Eternal Mother, you breathe into all Your children,
loveliness, and majesty, And lift the outcast or unlikeable Creations into your
embrace with free Acceptance. Please restore my sense of worth As depths of
fear, self-doubt, and shame Engulf me. Heal my wounds left by the scourge Of
Dogma’s crowd-imposed self-hate; For I am your child, precious to your heart.
As much to others, you your worth impart.

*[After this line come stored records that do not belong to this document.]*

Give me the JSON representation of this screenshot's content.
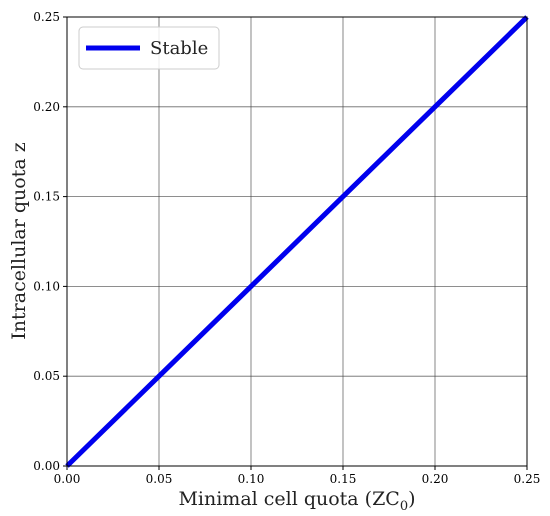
{
  "chart_data": {
    "type": "line",
    "xlabel_main": "Minimal cell quota (ZC",
    "xlabel_sub": "0",
    "xlabel_close": ")",
    "ylabel": "Intracellular quota z",
    "xlim": [
      0,
      0.25
    ],
    "ylim": [
      0,
      0.25
    ],
    "x_ticks": [
      "0.00",
      "0.05",
      "0.10",
      "0.15",
      "0.20",
      "0.25"
    ],
    "y_ticks": [
      "0.00",
      "0.05",
      "0.10",
      "0.15",
      "0.20",
      "0.25"
    ],
    "x_tick_values": [
      0,
      0.05,
      0.1,
      0.15,
      0.2,
      0.25
    ],
    "y_tick_values": [
      0,
      0.05,
      0.1,
      0.15,
      0.2,
      0.25
    ],
    "grid": true,
    "legend_position": "top-left",
    "series": [
      {
        "name": "Stable",
        "color": "#0000ee",
        "x": [
          0,
          0.05,
          0.1,
          0.15,
          0.2,
          0.25
        ],
        "y": [
          0,
          0.05,
          0.1,
          0.15,
          0.2,
          0.25
        ]
      }
    ]
  }
}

Daily Devotion – January 21, 2014
01.21.14

Psalm 40:9-10

I have told the glad news of deliverance
   in the great congregation;
see, I have not restrained my lips,
   as you know, O Lord.
10 I have not hidden your saving help within my heart,
   I have spoken of your faithfulness and your salvation;
I have not concealed your steadfast love and your faithfulness
   from the great congregation.

 

Reflection by Lynne Buell

 

I have been hesitant to share my true feelings more than once during my lifetime; more than likely, an understatement since I spent years with a verbally abusive husband. During my faith journey, I became aware that the people that are talked about in the Bible have been afraid to share their feelings about Christ. It’s the same for many folks who live in certain countries at the present time. When I divorced the husband, I realized how many choices I had to make on my own which was scary at first. I began to grow, and eventually learned how to live a comfortable life on my own; and one day I found the path that led me to Pilgrimage.  I now praise our God and can recite this passage with joy, because I am free to love the Savior and my church without any reserve or hesitation.

Prayer:  

Loving God, I pray for guidance on matters at hand and ask that you clearly show me how to continue making choices with a spirit of joy and enthusiasm. Amen.